Hexacyclohexylcyclohexane Synthesized

Hexacyclohexylcyclohexane Synthesized

Author: ChemistryViews.org

Polyphenylenes, i.e., compounds made from several phenyl rings, can have a variety of linear, branched, or even dendritic structures. Much less is known about related saturated structures made from cyclohexyl rings. There are a few studies on linear polycyclohexylene and branched “oligocyclohexyls”. However, larger oligocyclohexyls are rare, and 1,2,3,4-tetracyclohexylcyclohexane, i.e., a cyclohexane with four cyclohexyl substituents, had been the largest example reported so far.

Zijie Qiu, Akimitsu Narita, Klaus Müllen, Max Planck Institute for Polymer Research, Mainz, Germany, and colleagues have investigated the hydrogenation of hexaphenylbenzene (HPB) and obtained the partially hydrogenated hexacyclohexylbenzene (HCB), as well as fully hydrogenated 1,2,3,4,5,6-hexacyclohexylcyclohexane (HCC, pictured). The hydrogenation of HPB was carried out with a commercially available Pd/C catalyst in an autoclave at 150 °C and 250 bar. Mass spectrometry and high-performance liquid chromatography (HPLC) were used to monitor the reaction.

The crude product contained several compounds with different degrees of hydrogenation.
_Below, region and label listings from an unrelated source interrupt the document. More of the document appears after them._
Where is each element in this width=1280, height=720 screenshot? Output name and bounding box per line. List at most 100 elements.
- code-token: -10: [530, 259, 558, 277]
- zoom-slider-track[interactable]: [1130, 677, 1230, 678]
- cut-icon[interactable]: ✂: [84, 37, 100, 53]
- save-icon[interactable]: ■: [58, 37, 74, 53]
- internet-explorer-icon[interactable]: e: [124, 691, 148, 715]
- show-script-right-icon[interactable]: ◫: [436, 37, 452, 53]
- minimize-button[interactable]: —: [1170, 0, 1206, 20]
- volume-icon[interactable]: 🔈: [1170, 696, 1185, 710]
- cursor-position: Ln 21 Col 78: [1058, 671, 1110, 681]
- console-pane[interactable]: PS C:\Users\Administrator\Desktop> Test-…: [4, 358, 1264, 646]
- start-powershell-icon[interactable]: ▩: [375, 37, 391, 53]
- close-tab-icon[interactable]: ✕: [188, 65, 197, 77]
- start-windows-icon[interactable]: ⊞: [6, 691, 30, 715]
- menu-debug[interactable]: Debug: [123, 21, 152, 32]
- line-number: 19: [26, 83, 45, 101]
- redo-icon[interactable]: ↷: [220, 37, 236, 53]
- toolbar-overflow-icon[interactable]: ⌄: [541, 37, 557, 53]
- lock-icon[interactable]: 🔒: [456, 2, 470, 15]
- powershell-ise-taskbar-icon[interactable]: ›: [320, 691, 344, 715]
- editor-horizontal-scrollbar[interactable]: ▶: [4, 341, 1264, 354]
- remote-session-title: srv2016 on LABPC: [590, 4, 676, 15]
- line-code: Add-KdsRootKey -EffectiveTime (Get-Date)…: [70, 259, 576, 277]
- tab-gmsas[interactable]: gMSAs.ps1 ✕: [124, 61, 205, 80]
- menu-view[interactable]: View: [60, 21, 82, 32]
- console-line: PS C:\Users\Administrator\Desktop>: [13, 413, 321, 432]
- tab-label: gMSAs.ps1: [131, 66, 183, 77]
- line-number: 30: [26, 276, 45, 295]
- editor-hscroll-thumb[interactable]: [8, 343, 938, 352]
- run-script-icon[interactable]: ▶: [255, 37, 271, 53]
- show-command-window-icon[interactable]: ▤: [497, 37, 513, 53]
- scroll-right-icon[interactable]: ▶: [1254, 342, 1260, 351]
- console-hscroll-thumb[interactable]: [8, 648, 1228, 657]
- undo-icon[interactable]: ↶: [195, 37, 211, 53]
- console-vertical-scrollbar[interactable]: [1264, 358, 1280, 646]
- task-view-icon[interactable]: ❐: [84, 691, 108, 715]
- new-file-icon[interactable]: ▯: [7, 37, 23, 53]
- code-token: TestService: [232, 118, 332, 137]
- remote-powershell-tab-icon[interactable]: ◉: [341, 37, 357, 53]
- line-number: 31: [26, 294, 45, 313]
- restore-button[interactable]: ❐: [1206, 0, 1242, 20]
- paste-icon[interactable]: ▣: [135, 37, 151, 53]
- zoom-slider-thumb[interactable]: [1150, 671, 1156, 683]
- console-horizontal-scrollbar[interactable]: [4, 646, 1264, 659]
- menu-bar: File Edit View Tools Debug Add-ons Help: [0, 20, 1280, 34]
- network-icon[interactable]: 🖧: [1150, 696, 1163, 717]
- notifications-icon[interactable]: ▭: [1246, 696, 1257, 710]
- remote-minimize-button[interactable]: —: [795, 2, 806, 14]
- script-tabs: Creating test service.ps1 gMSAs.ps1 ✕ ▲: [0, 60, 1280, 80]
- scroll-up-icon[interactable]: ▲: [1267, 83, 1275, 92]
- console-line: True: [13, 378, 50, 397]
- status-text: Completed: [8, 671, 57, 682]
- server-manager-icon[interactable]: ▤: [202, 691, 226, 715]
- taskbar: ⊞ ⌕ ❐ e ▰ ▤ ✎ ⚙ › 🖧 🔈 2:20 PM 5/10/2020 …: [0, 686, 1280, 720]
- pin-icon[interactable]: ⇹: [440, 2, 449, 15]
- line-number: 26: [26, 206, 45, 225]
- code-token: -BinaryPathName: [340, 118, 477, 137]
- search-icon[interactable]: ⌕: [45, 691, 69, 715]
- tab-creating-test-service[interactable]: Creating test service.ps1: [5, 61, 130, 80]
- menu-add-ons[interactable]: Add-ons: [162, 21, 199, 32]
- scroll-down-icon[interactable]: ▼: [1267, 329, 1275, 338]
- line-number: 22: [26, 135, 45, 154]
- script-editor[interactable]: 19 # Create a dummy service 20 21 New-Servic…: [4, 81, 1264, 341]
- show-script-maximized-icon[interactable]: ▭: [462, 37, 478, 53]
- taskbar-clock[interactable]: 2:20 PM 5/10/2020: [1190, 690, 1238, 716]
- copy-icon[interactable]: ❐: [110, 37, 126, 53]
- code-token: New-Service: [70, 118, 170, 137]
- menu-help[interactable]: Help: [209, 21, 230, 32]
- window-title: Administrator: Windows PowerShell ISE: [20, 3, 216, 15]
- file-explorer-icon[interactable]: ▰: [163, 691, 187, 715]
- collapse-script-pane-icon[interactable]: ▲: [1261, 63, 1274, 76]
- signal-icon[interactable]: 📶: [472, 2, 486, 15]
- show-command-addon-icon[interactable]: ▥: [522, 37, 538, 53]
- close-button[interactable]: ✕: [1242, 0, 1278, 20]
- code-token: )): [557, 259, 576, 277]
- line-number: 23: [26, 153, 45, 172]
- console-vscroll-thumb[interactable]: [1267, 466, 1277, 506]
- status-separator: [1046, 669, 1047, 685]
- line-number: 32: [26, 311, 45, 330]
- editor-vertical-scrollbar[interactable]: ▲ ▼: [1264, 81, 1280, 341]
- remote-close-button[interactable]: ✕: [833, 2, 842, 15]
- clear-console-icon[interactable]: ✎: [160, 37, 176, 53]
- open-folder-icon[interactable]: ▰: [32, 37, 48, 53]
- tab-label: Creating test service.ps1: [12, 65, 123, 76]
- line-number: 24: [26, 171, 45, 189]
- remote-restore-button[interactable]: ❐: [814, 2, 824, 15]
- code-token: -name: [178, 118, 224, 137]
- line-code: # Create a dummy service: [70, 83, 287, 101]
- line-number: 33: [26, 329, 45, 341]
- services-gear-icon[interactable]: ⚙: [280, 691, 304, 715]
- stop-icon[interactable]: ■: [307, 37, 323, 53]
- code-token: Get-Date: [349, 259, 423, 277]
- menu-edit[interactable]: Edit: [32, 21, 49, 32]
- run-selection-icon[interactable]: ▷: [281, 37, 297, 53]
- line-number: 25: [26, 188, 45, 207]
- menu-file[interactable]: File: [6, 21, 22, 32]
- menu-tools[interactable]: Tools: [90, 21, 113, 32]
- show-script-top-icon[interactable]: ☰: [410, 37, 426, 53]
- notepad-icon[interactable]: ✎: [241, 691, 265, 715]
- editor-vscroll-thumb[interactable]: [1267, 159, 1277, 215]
Due to their similar structures, separation using silica-gel chromatography or large-scale recrystallization proved impossible. However, the team was able to grow two differently shaped types of crystals via a slow vapor diffusion of methanol into a chloroform solution of the crude product. The crystals were sorted and separated by hand. X-ray crystallography showed that these two types of crystals were composed of HCB and HCC, respectively.

According to the researchers, the work could serve as a model study for preparations of other fully saturated polyphenylene counterparts. However, this would require catalyst systems with higher hydrogenation efficiency.